Regulating Local Electron Density of Cyano Sites in Graphitic Nitride Carbon by Giant Internal Electric Field for Efficient CO2 Photoreduction to Hydrocarbons

Abstract

AbstractSelective photocatalytic CO2 reduction to high‐value hydrocarbons using graphitic carbon nitride (g–C3N4) polymer holds great practical significance. Herein, the cyano‐functionalized g–C3N4 (CN–g–C3N4) with a high local electron density site is successfully constructed for selective CO2 photoreduction to CH4 and C2H4. Wherein the potent electron‐withdrawing cyano group induces a giant internal electric field in CN–g–C3N4, significantly boosting the directional migration of photogenerated electrons and concentrating them nearby. Thereby, a high local electron density site around its cyano group is created. Moreover, this structure can also effectively promote the adsorption and activation of CO2 while firmly anchoring *CO intermediates, facilitating their subsequent hydrogenation and coupling reactions.

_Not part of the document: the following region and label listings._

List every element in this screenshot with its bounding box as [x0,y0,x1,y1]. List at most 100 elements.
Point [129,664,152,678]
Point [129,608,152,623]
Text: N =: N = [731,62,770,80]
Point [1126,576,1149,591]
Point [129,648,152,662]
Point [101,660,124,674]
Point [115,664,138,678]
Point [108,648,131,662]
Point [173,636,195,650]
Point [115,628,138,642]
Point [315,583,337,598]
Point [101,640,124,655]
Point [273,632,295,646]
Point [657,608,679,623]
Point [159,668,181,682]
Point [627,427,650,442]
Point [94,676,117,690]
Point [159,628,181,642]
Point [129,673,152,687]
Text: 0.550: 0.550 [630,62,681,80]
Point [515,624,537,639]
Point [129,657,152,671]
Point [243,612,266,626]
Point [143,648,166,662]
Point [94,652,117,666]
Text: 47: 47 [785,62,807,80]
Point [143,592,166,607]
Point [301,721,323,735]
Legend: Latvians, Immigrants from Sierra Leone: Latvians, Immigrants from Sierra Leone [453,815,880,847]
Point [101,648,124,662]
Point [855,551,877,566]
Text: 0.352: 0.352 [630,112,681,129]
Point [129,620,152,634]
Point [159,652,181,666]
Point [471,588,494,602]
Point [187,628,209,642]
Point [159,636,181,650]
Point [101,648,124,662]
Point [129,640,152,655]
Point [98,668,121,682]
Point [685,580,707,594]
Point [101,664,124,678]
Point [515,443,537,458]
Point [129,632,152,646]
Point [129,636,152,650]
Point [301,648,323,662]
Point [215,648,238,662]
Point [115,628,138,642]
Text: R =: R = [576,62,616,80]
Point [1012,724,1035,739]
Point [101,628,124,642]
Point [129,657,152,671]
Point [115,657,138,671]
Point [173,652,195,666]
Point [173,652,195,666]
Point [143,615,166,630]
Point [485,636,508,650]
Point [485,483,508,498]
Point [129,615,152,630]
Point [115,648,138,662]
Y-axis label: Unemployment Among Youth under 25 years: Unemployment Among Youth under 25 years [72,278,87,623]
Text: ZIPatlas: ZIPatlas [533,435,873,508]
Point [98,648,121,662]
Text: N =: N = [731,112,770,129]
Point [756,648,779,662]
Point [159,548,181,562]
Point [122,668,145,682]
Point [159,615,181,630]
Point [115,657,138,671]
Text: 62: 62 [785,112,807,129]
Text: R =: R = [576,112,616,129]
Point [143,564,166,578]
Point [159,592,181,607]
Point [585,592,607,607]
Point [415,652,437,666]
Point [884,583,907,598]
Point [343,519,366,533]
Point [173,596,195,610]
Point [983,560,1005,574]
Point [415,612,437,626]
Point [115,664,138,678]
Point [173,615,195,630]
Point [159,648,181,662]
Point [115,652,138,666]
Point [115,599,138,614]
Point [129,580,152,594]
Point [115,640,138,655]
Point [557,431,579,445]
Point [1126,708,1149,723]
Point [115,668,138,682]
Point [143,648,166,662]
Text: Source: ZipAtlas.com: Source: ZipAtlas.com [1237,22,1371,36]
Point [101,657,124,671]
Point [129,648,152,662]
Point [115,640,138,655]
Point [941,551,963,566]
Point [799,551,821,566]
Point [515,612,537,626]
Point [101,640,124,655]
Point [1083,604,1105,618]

Consequently, using H2O as a reducing agent, CN–g–C3N4 achieves efficient and selective photocatalytic CO2 reduction to CH4 and C2H4 activity, with maximum rates of 6.64 and 1.35 µmol g‐1 h‐1, respectively, 69.3 and 53.8 times higher than bulk g–C3N4 and g–C3N4 nanosheets. In short, this work illustrates the importance of constructing a reduction site with high local electron density for efficient and selective CO2 photoreduction to hydrocarbons.